Income Based Repayment for Married Couple

jaina
07-09-2008, 02:33 PM
Hey guys, I posted this on another forum but thought I'd come here for advice as well.

How would an income-based repayment plan work for a married couple, each repaying on their respective student loans and filing their taxes jointly? I’m currently in school for my MBA and my husband is also a full time student so I’ve got some time to research this. I’d like to be prepared. I know that there are new laws taking into effect next year… something about 15% of AGI from tax returns filed. This is something that my husband and I would be interested in. Because we are still in school, we have not consolidated any of our student loans. Where do we begin?

Thanks in advance for your help!

lrprn
07-09-2008, 07:56 PM
How would an income-based repayment plan work for a married couple, each repaying on their respective student loans and filing their taxes jointly? If "income-based repayment plan" means filing Chapter 13 bankruptcy, then yes, you can include overdue taxes in your Ch !13 plan.

Unfortunately student loans in Ch 13 are a mess at the moment. Student loans are considered non-secured but cannot be discharged except under very unusual and rare circumstances. Most Ch 13 trustees will not allow loan payments to be made during Ch 13 - most lenders put the loans into forebearance but continue to charge interest throughout your Ch 13 plan length :(.

If you are considering Ch 13 bankruptcy, the best thing you can do for yourselves is to set up free or low-cost initial appointments with 3-4 experienced bankruptcy lawyers in your area. Go in with all your financial information and discuss how filing would impact your family in the long term. There's no obligation and you can find out if filing Ch 13 is a good idea in your situation or not.

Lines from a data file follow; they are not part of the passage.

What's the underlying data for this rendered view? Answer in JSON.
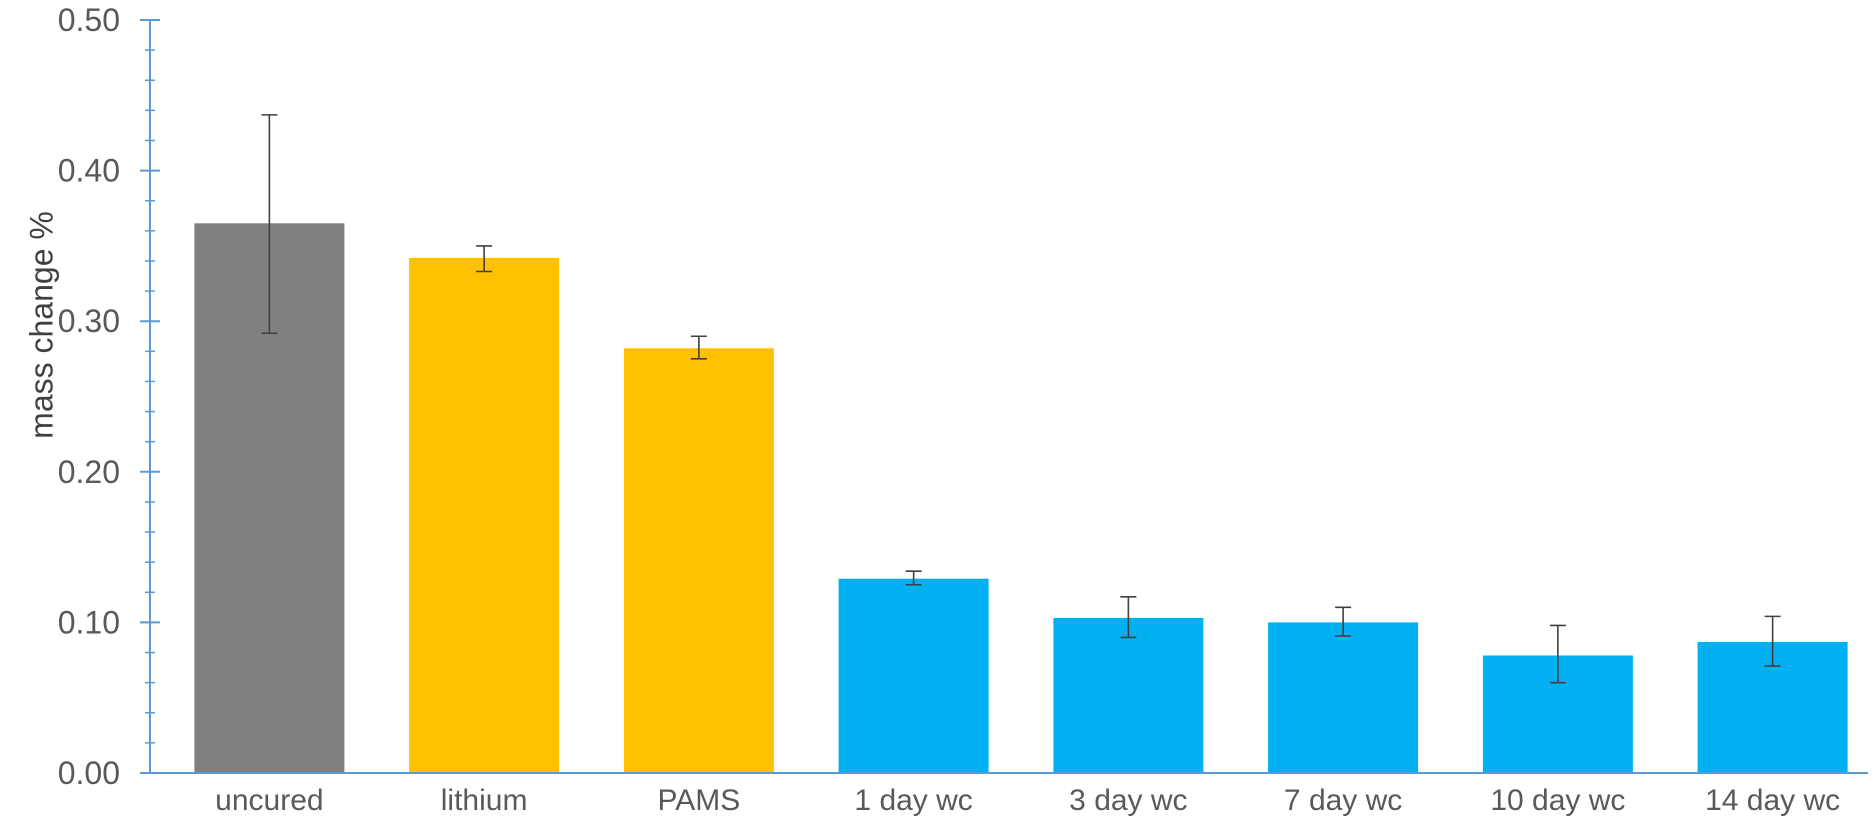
{
  "colors": {
    "axis": "#5b9bd5",
    "error_bar": "#404040",
    "gray": "#7f7f7f",
    "gold": "#ffc000",
    "blue": "#00b0f0"
  },
  "chart_data": {
    "type": "bar",
    "title": "",
    "xlabel": "",
    "ylabel": "mass change %",
    "ylim": [
      0,
      0.5
    ],
    "y_ticks": [
      "0.00",
      "0.10",
      "0.20",
      "0.30",
      "0.40",
      "0.50"
    ],
    "y_tick_values": [
      0,
      0.1,
      0.2,
      0.3,
      0.4,
      0.5
    ],
    "minor_tick_step": 0.02,
    "grid": false,
    "categories": [
      "uncured",
      "lithium",
      "PAMS",
      "1 day wc",
      "3 day wc",
      "7 day wc",
      "10 day wc",
      "14 day wc"
    ],
    "values": [
      0.365,
      0.342,
      0.282,
      0.129,
      0.103,
      0.1,
      0.078,
      0.087
    ],
    "error_low": [
      0.292,
      0.333,
      0.275,
      0.125,
      0.09,
      0.091,
      0.06,
      0.071
    ],
    "error_high": [
      0.437,
      0.35,
      0.29,
      0.134,
      0.117,
      0.11,
      0.098,
      0.104
    ],
    "bar_colors": [
      "gray",
      "gold",
      "gold",
      "blue",
      "blue",
      "blue",
      "blue",
      "blue"
    ]
  }
}
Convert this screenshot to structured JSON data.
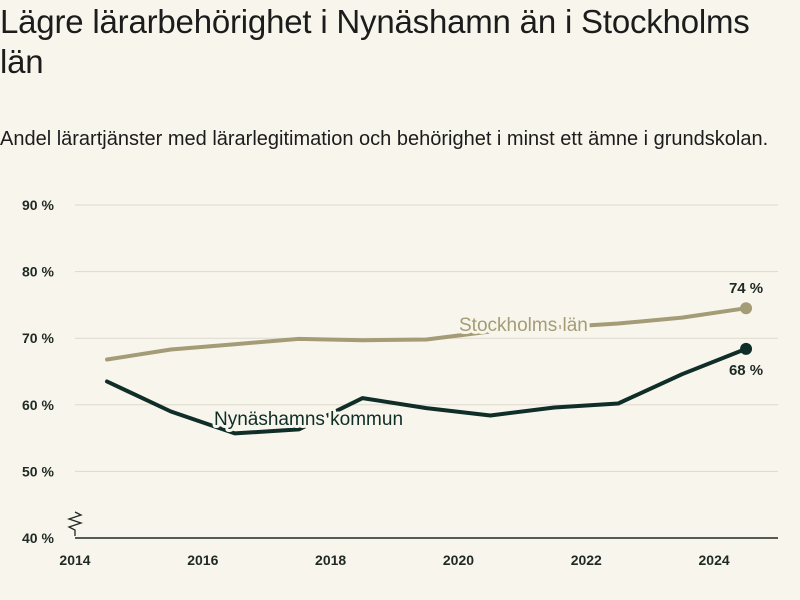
{
  "header": {
    "title": "Lägre lärarbehörighet i Nynäshamn än i Stockholms län",
    "subtitle": "Andel lärartjänster med lärarlegitimation och behörighet i minst ett ämne i grundskolan."
  },
  "chart_data": {
    "type": "line",
    "title": "Lägre lärarbehörighet i Nynäshamn än i Stockholms län",
    "subtitle": "Andel lärartjänster med lärarlegitimation och behörighet i minst ett ämne i grundskolan.",
    "xlabel": "",
    "ylabel": "",
    "xlim": [
      2014,
      2025
    ],
    "ylim": [
      40,
      90
    ],
    "x_ticks": [
      "2014",
      "2016",
      "2018",
      "2020",
      "2022",
      "2024"
    ],
    "y_ticks": [
      "40 %",
      "50 %",
      "60 %",
      "70 %",
      "80 %",
      "90 %"
    ],
    "grid": true,
    "y_axis_break": true,
    "x": [
      2014.5,
      2015.5,
      2016.5,
      2017.5,
      2018.5,
      2019.5,
      2020.5,
      2021.5,
      2022.5,
      2023.5,
      2024.5
    ],
    "series": [
      {
        "name": "Stockholms län",
        "color": "#a49c76",
        "values": [
          66.8,
          68.3,
          69.1,
          69.9,
          69.7,
          69.8,
          71.0,
          71.6,
          72.2,
          73.1,
          74.5
        ],
        "end_label": "74 %"
      },
      {
        "name": "Nynäshamns kommun",
        "color": "#0f2e28",
        "values": [
          63.5,
          59.0,
          55.7,
          56.3,
          61.0,
          59.5,
          58.4,
          59.6,
          60.2,
          64.6,
          68.4
        ],
        "end_label": "68 %"
      }
    ]
  }
}
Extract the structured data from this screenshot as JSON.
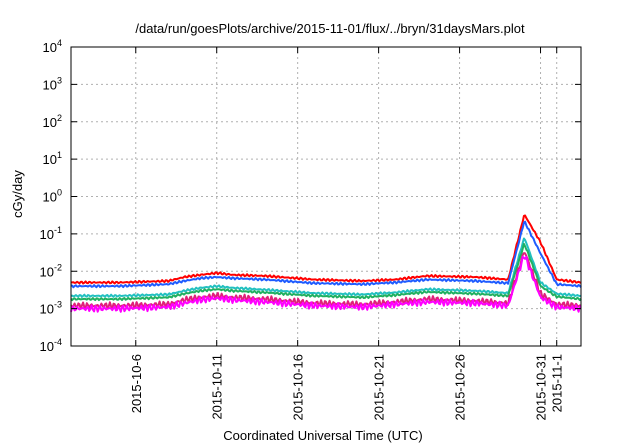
{
  "chart_data": {
    "type": "line",
    "title": "/data/run/goesPlots/archive/2015-11-01/flux/../bryn/31daysMars.plot",
    "xlabel": "Coordinated Universal Time (UTC)",
    "ylabel": "cGy/day",
    "yscale": "log",
    "ylim": [
      0.0001,
      10000
    ],
    "xlim": [
      "2015-10-02",
      "2015-11-02T12:00"
    ],
    "y_ticks": [
      {
        "value": 0.0001,
        "base": "10",
        "exp": "-4"
      },
      {
        "value": 0.001,
        "base": "10",
        "exp": "-3"
      },
      {
        "value": 0.01,
        "base": "10",
        "exp": "-2"
      },
      {
        "value": 0.1,
        "base": "10",
        "exp": "-1"
      },
      {
        "value": 1,
        "base": "10",
        "exp": "0"
      },
      {
        "value": 10,
        "base": "10",
        "exp": "1"
      },
      {
        "value": 100,
        "base": "10",
        "exp": "2"
      },
      {
        "value": 1000,
        "base": "10",
        "exp": "3"
      },
      {
        "value": 10000,
        "base": "10",
        "exp": "4"
      }
    ],
    "x_ticks": [
      "2015-10-6",
      "2015-10-11",
      "2015-10-16",
      "2015-10-21",
      "2015-10-26",
      "2015-10-31",
      "2015-11-1"
    ],
    "x_tick_dates": [
      "2015-10-06",
      "2015-10-11",
      "2015-10-16",
      "2015-10-21",
      "2015-10-26",
      "2015-10-31",
      "2015-11-01"
    ],
    "grid": true,
    "x": [
      "2015-10-02",
      "2015-10-05",
      "2015-10-08",
      "2015-10-09",
      "2015-10-10",
      "2015-10-11",
      "2015-10-12",
      "2015-10-14",
      "2015-10-17",
      "2015-10-20",
      "2015-10-22",
      "2015-10-24",
      "2015-10-27",
      "2015-10-29",
      "2015-10-30",
      "2015-10-31",
      "2015-11-01",
      "2015-11-02T12:00"
    ],
    "series": [
      {
        "color": "#ff0000",
        "values": [
          0.005,
          0.005,
          0.0055,
          0.007,
          0.008,
          0.009,
          0.008,
          0.0075,
          0.006,
          0.0055,
          0.006,
          0.0075,
          0.007,
          0.006,
          0.33,
          0.06,
          0.006,
          0.005
        ]
      },
      {
        "color": "#1f5cff",
        "values": [
          0.004,
          0.004,
          0.0045,
          0.0055,
          0.0065,
          0.007,
          0.0065,
          0.006,
          0.0048,
          0.0045,
          0.005,
          0.006,
          0.0055,
          0.0048,
          0.22,
          0.03,
          0.0045,
          0.004
        ]
      },
      {
        "color": "#22c0c0",
        "values": [
          0.0022,
          0.0022,
          0.0024,
          0.003,
          0.0036,
          0.004,
          0.0036,
          0.0032,
          0.0026,
          0.0024,
          0.0027,
          0.0033,
          0.003,
          0.0026,
          0.08,
          0.005,
          0.0025,
          0.0022
        ]
      },
      {
        "color": "#20b060",
        "values": [
          0.0018,
          0.0018,
          0.002,
          0.0025,
          0.003,
          0.0033,
          0.003,
          0.0027,
          0.0022,
          0.002,
          0.0023,
          0.0028,
          0.0025,
          0.0022,
          0.055,
          0.004,
          0.0021,
          0.0018
        ]
      },
      {
        "color": "#e0207a",
        "values": [
          0.0012,
          0.0012,
          0.0013,
          0.0017,
          0.002,
          0.0022,
          0.002,
          0.0018,
          0.0014,
          0.0013,
          0.0015,
          0.0018,
          0.0016,
          0.0014,
          0.035,
          0.0025,
          0.0013,
          0.0012
        ]
      },
      {
        "color": "#ff00ff",
        "values": [
          0.001,
          0.001,
          0.0011,
          0.0014,
          0.0017,
          0.0019,
          0.0017,
          0.0015,
          0.0012,
          0.0011,
          0.0013,
          0.0015,
          0.0014,
          0.0012,
          0.028,
          0.002,
          0.0011,
          0.001
        ]
      }
    ]
  }
}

Hang in there - keep us posted about what you find out.

jaina
07-10-2008, 12:12 PM
No, the income-based plans are not for a bankruptcy. I was referring to regular student loan repayment options. My husband and I are planning on purchasing a home in a couple of years and we want to keep our DTI low so that we can qualify for a mortgage loan.

After all is said and done, my education (this includes my undergraduate degree and graduate degree) will put me at about 60-65K in debt. My husband will have roughly 50K himself. 115K in student loan debt in total, heh... ouch. I can only imagine what the minimum payment amounts will be under the standard 10 year option and I am certain would not be able to afford them! I've pretty much resigned myself to the fact that I will be paying on student loans my entire life. That's fine, but I also want to be able to buy a house, have kids, etc.

I've read that I could extend my repayment option to 25 years and keep the payments low, basing the amounts off of my adjusted gross income. I was just curious how this would work out if both my husband and I are in repayment.